Jon Stewart used the behavior of Republicans in 2012 to explain why the Voting Rights Act should be expanded, and slammed Justice Scalia for his judicial activism.
Here is the video:
Jon Stewart used the behavior of Republicans during the 2012 election as a justification for why the Voting Rights Act should be expanding, “This isn’t really about personal prejudice. It’s about systemic discrimination, and if the last election is anything to go by, the Voting Rights Act should be expanding, not contracting. (Clips of Wisconsin, Pennsylvania, Ohio’s attempts to disenfranchise voters with voter ID laws, and other measures.) Stewart said, “What more does Ohio have to do to get on the list of states? Replace voting machines with shredders? It’s just. But so far the Supreme Court debate has been conducted in a very intelligent and respectful manner. I wonder if we can get one of them to change that?”

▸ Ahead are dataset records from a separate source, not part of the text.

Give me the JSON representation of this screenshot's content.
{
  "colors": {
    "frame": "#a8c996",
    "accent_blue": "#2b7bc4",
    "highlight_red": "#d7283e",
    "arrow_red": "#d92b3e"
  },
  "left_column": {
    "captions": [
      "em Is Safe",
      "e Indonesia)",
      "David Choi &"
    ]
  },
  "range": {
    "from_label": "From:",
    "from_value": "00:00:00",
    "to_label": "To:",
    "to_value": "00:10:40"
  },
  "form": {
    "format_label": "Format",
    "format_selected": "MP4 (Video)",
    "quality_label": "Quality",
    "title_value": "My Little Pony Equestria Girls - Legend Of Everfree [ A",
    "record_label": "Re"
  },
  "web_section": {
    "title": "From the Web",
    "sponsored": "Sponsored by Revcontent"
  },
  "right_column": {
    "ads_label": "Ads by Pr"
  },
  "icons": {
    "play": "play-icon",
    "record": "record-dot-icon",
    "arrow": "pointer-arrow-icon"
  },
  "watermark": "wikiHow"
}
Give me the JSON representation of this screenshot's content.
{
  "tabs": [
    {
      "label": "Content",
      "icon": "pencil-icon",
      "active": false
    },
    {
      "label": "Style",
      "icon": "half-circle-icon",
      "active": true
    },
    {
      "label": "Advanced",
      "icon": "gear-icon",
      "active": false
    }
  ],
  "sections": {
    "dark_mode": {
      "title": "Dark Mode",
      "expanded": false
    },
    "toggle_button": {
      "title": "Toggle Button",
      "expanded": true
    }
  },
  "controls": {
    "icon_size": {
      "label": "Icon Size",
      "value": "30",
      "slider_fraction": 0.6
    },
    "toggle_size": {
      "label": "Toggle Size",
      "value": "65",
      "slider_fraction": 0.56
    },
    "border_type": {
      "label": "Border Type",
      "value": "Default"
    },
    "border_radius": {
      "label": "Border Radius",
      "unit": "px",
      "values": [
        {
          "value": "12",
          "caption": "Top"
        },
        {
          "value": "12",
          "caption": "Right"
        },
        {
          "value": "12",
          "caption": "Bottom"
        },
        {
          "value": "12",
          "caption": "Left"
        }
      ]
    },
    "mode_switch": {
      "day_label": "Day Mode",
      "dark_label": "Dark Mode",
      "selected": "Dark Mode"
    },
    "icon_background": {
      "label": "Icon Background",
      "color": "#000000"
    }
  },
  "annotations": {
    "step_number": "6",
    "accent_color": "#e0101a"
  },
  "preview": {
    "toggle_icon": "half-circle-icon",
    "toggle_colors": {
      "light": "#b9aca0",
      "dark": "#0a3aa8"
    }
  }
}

Stewart played Scalia’s quote, “It’s been written about. Whenever a society adopts racial entitlements, it is very difficult to get out of them through the normal political processes… It’s — it’s a concern that this is not the kind of a question you can leave to Congress…and they are going to lose — they are going to lose votes if they do not reenact the Voting Rights Act. Even the name of it is wonderful: The Voting Rights Act. Who is going to vote against that in the future?” Stewart said, “Bravo, the court’s originalist. The Supreme Court must act to strike down this law, because Congress is too afraid to challenge it based on the appeal of its name. I am assuming he would strike down the signers of the Declaration of Independence under this same logic. I could believe if John Hancock signed the I Wish Our Tea Was Cheaper Declaration. I gotta tell you, this guy’s a piece of work. I mean can you imagine what it would be like to work with that guy?”
After the massive voter disenfranchisement scheme that the nation witnessed Republicans try to enact in 2012, it is ridiculous that the Voting Rights Act is being challenged. As Stewart pointed out earlier in the clip, two states that fall under the Voting Rights Act (Texas and South Carolina) tried to disenfranchise voters LAST YEAR. Their own behavior invalidates the argument that racism has vanished, and that the law is no longer needed.
Justice Scalia’s notion that voting rights are a racial entitlement got most of the attention, but his concept of judicial power and activism should send shudders up the spines of anyone who believes in constitutional checks and balances. Scalia has taken the idea of the Supreme Court acting as a constitutional check, and turned it into a blank check to legislate from the bench. In his view, all rights are subject to the whim and ideology of the highest court in the land.
Republicans couldn’t rig the electoral process in their favor through state legislative and executive action, so they are banking on their Koch fueled ideologically driven Supreme Court justices to get the job done for them.
The idea that anyone thought Antonin Scalia was one of the top nine legal talents in this country, and deserving of a lifetime appointment to the Supreme Court is mind blowing. This nation will change for the better if President Obama gets the chance to replace a justice, and send Scalia’s warped right wing view of judicial activism back to the minority.